Company fined $200k for clearing

A COMPANY which illegally cleared 38 hectares of native vegetation and may have displaced several koalas on a Halfway Creek property was fined $200,000 in the Land and Environment Court in Sydney on Thursday.

Judge Shaehan found Graymarshall Pty Ltd had breached the Native Vegetation Act by completely clearing six areas of the 170ha property of white mahogany, tallowwood and red mahogany.

One company director was found to have participated in the clearing, which was done on the instructions of both directors using a D6 bulldozer and a D65 excavator.

Neither director was named in the judgement.

Judge Shaehan said no defence evidence had been filed in the case and there had been no appearance or response from Graymarshall since the offences were proved in July.

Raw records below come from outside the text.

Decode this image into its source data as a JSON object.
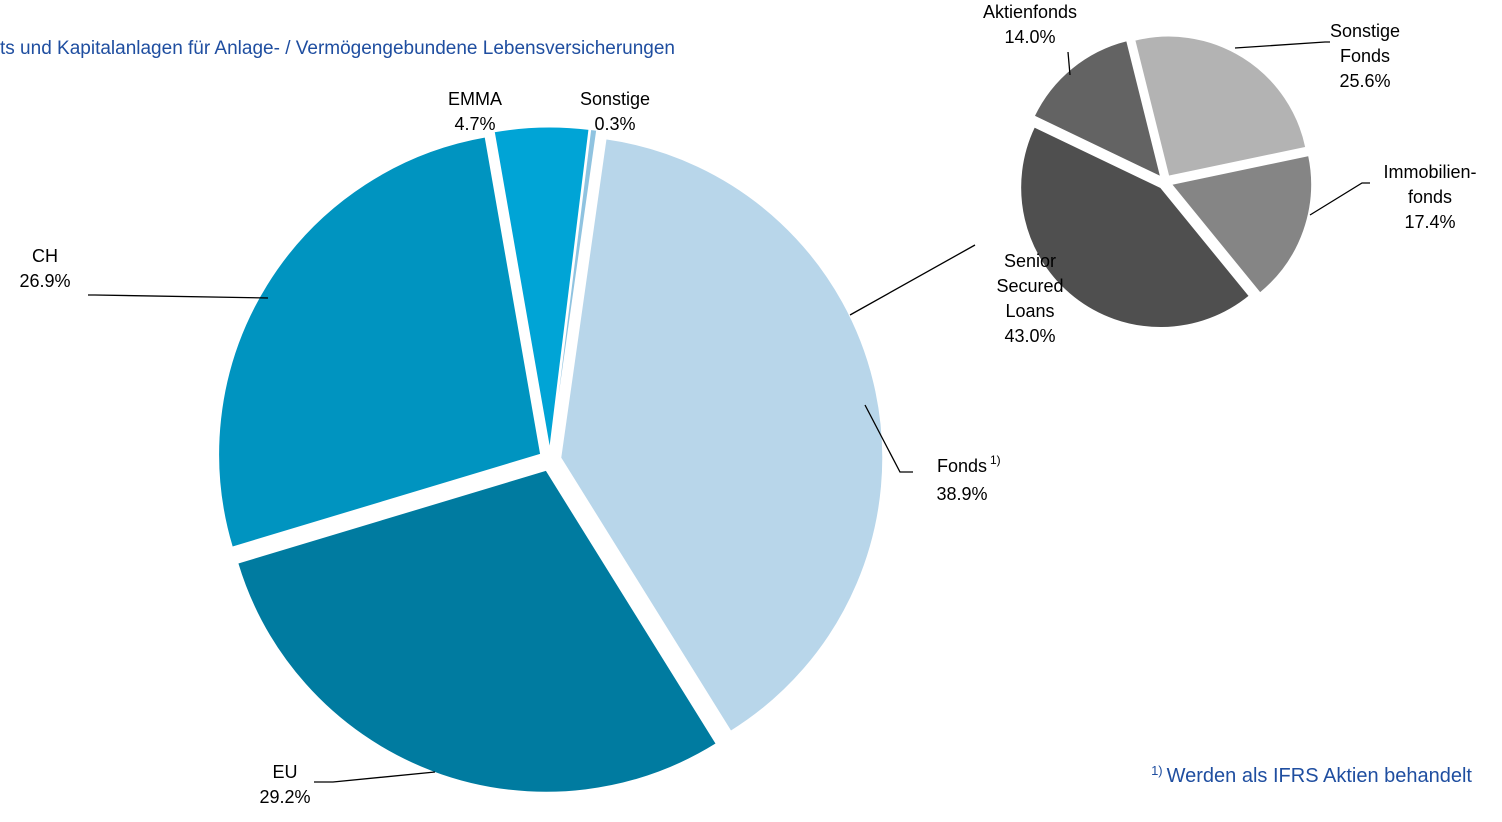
{
  "chart_data": [
    {
      "type": "pie",
      "title": "ts und Kapitalanlagen für Anlage- / Vermögengebundene Lebensversicherungen",
      "categories": [
        "Sonstige",
        "Fonds",
        "EU",
        "CH",
        "EMMA"
      ],
      "values": [
        0.3,
        38.9,
        29.2,
        26.9,
        4.7
      ],
      "value_labels": [
        "0.3%",
        "38.9%",
        "29.2%",
        "26.9%",
        "4.7%"
      ],
      "colors": [
        "#8fc3e0",
        "#b8d6ea",
        "#007ba0",
        "#0094c0",
        "#00a4d6"
      ],
      "footnote_marker": "1)"
    },
    {
      "type": "pie",
      "categories": [
        "Sonstige Fonds",
        "Immobilien- fonds",
        "Senior Secured Loans",
        "Aktienfonds"
      ],
      "values": [
        25.6,
        17.4,
        43.0,
        14.0
      ],
      "value_labels": [
        "25.6%",
        "17.4%",
        "43.0%",
        "14.0%"
      ],
      "colors": [
        "#b3b3b3",
        "#858585",
        "#4f4f4f",
        "#636363"
      ]
    }
  ],
  "footnote": {
    "marker": "1)",
    "text": "Werden als IFRS Aktien behandelt"
  }
}
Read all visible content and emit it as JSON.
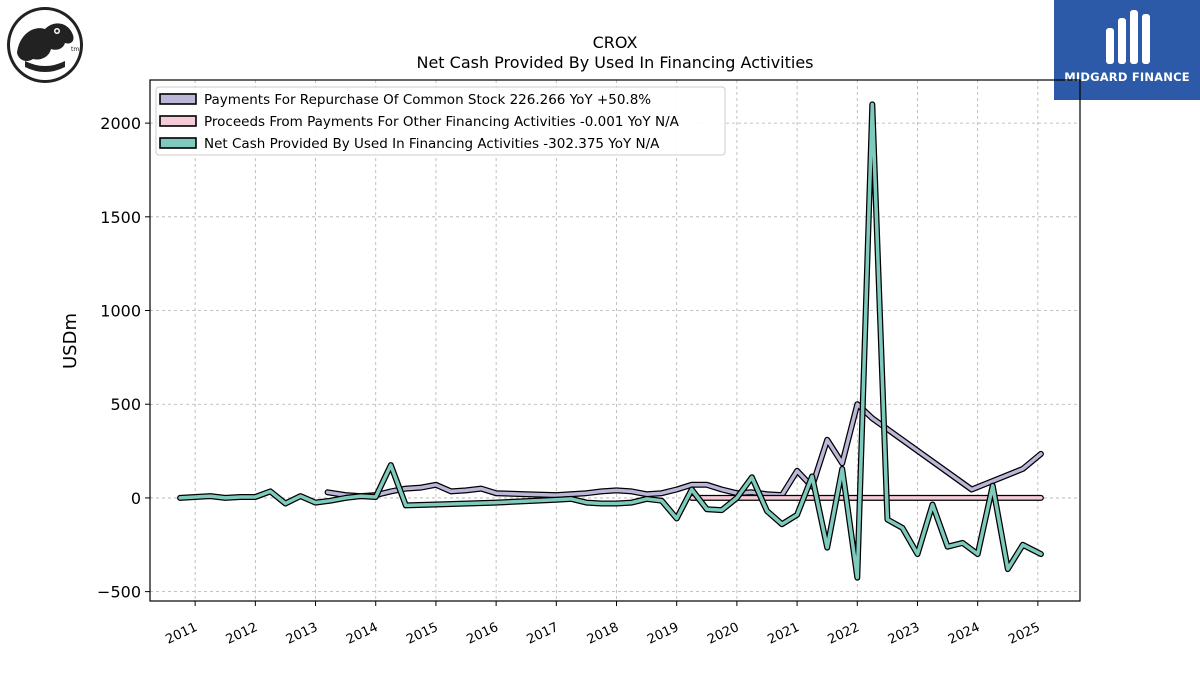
{
  "brand": {
    "left_logo_icon": "crocodile-logo-icon",
    "right_logo_icon": "midgard-logo-icon",
    "right_logo_text": "MIDGARD FINANCE",
    "right_logo_color": "#2c5aa8"
  },
  "chart_data": {
    "type": "line",
    "title": "CROX",
    "subtitle": "Net Cash Provided By Used In Financing Activities",
    "xlabel": "",
    "ylabel": "USDm",
    "ylim": [
      -550,
      2230
    ],
    "xlim": [
      2010.25,
      2025.7
    ],
    "grid": true,
    "legend_position": "top-left",
    "y_ticks": [
      -500,
      0,
      500,
      1000,
      1500,
      2000
    ],
    "y_tick_labels": [
      "−500",
      "0",
      "500",
      "1000",
      "1500",
      "2000"
    ],
    "x_ticks": [
      2011,
      2012,
      2013,
      2014,
      2015,
      2016,
      2017,
      2018,
      2019,
      2020,
      2021,
      2022,
      2023,
      2024,
      2025
    ],
    "x_tick_labels": [
      "2011",
      "2012",
      "2013",
      "2014",
      "2015",
      "2016",
      "2017",
      "2018",
      "2019",
      "2020",
      "2021",
      "2022",
      "2023",
      "2024",
      "2025"
    ],
    "series": [
      {
        "name": "Payments For Repurchase Of Common Stock",
        "legend_label": "Payments For Repurchase Of Common Stock  226.266 YoY +50.8%",
        "color": "#bcb7d9",
        "points": [
          [
            2013.2,
            30
          ],
          [
            2013.5,
            15
          ],
          [
            2013.75,
            10
          ],
          [
            2014.0,
            15
          ],
          [
            2014.25,
            35
          ],
          [
            2014.5,
            50
          ],
          [
            2014.75,
            55
          ],
          [
            2015.0,
            70
          ],
          [
            2015.25,
            35
          ],
          [
            2015.5,
            40
          ],
          [
            2015.75,
            50
          ],
          [
            2016.0,
            25
          ],
          [
            2016.5,
            20
          ],
          [
            2017.0,
            15
          ],
          [
            2017.5,
            25
          ],
          [
            2017.75,
            35
          ],
          [
            2018.0,
            40
          ],
          [
            2018.25,
            35
          ],
          [
            2018.5,
            20
          ],
          [
            2018.75,
            25
          ],
          [
            2019.0,
            45
          ],
          [
            2019.25,
            70
          ],
          [
            2019.5,
            70
          ],
          [
            2019.75,
            45
          ],
          [
            2020.0,
            25
          ],
          [
            2020.25,
            30
          ],
          [
            2020.5,
            20
          ],
          [
            2020.75,
            15
          ],
          [
            2021.0,
            145
          ],
          [
            2021.25,
            60
          ],
          [
            2021.5,
            310
          ],
          [
            2021.75,
            185
          ],
          [
            2022.0,
            500
          ],
          [
            2022.25,
            425
          ],
          [
            2023.9,
            45
          ],
          [
            2024.75,
            155
          ],
          [
            2025.05,
            235
          ]
        ]
      },
      {
        "name": "Proceeds From Payments For Other Financing Activities",
        "legend_label": "Proceeds From Payments For Other Financing Activities  -0.001 YoY N/A",
        "color": "#f5cbd8",
        "points": [
          [
            2019.25,
            0
          ],
          [
            2020.0,
            0
          ],
          [
            2021.0,
            0
          ],
          [
            2022.0,
            0
          ],
          [
            2023.0,
            0
          ],
          [
            2024.0,
            0
          ],
          [
            2025.05,
            0
          ]
        ]
      },
      {
        "name": "Net Cash Provided By Used In Financing Activities",
        "legend_label": "Net Cash Provided By Used In Financing Activities  -302.375 YoY N/A",
        "color": "#7ecbbd",
        "points": [
          [
            2010.75,
            0
          ],
          [
            2011.0,
            5
          ],
          [
            2011.25,
            10
          ],
          [
            2011.5,
            0
          ],
          [
            2011.75,
            5
          ],
          [
            2012.0,
            5
          ],
          [
            2012.25,
            35
          ],
          [
            2012.5,
            -30
          ],
          [
            2012.75,
            10
          ],
          [
            2013.0,
            -25
          ],
          [
            2013.25,
            -15
          ],
          [
            2013.5,
            0
          ],
          [
            2013.75,
            10
          ],
          [
            2014.0,
            5
          ],
          [
            2014.25,
            175
          ],
          [
            2014.5,
            -40
          ],
          [
            2015.0,
            -35
          ],
          [
            2016.0,
            -25
          ],
          [
            2017.0,
            -10
          ],
          [
            2017.25,
            -5
          ],
          [
            2017.5,
            -25
          ],
          [
            2017.75,
            -30
          ],
          [
            2018.0,
            -30
          ],
          [
            2018.25,
            -25
          ],
          [
            2018.5,
            -5
          ],
          [
            2018.75,
            -15
          ],
          [
            2019.0,
            -110
          ],
          [
            2019.25,
            45
          ],
          [
            2019.5,
            -60
          ],
          [
            2019.75,
            -65
          ],
          [
            2020.0,
            0
          ],
          [
            2020.25,
            110
          ],
          [
            2020.5,
            -70
          ],
          [
            2020.75,
            -140
          ],
          [
            2021.0,
            -90
          ],
          [
            2021.25,
            115
          ],
          [
            2021.5,
            -265
          ],
          [
            2021.75,
            155
          ],
          [
            2022.0,
            -425
          ],
          [
            2022.25,
            2100
          ],
          [
            2022.5,
            -115
          ],
          [
            2022.75,
            -160
          ],
          [
            2023.0,
            -300
          ],
          [
            2023.25,
            -35
          ],
          [
            2023.5,
            -260
          ],
          [
            2023.75,
            -240
          ],
          [
            2024.0,
            -300
          ],
          [
            2024.25,
            65
          ],
          [
            2024.5,
            -380
          ],
          [
            2024.75,
            -250
          ],
          [
            2025.05,
            -300
          ]
        ]
      }
    ]
  }
}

The court viewed a June 2009 development application made by Graymarshall to Clarence Valley Council for a boundary adjustment of five lots of the subdivision.

The DA states: "Each proposed allotment has significant cleared areas available to accommodate future dwellings, effluent disposal areas, etc., and interested purchasers have indicated that the [four 40ha] allotments ... are to be used for agricultural purposes (blueberries), similar to the numerous other farms in the locality."

Expert evidence as to the damage caused by the clearing was provided by conservation technologist Philip Redpath, who found that two hectares of the cleared land was listed as an endangered ecological community under the Threatened Species Conservation Act 1995.

"Wildlife records identify 222 species within 5km of the centre of the defendant's property," the judgement states. "Some threatened species of fauna are 'likely to be present in the subject area', including birds and mammals which require 'hollow-bearing' trees or logs for their micro-habitat.

"Loss of such critical habitat is described as 'significant', and recovery is slow - relevant trees are slow growing, and hollows take a 'very long time to form' (120 years, or, in some cases, 500 years).

"Redpath opines that the 'loss of 38ha ... of a severely diminished resource, such as mature forest containing a diverse range of tree species in various age classes and many of an age and size class that would contain hollows, would rate as very harmful'."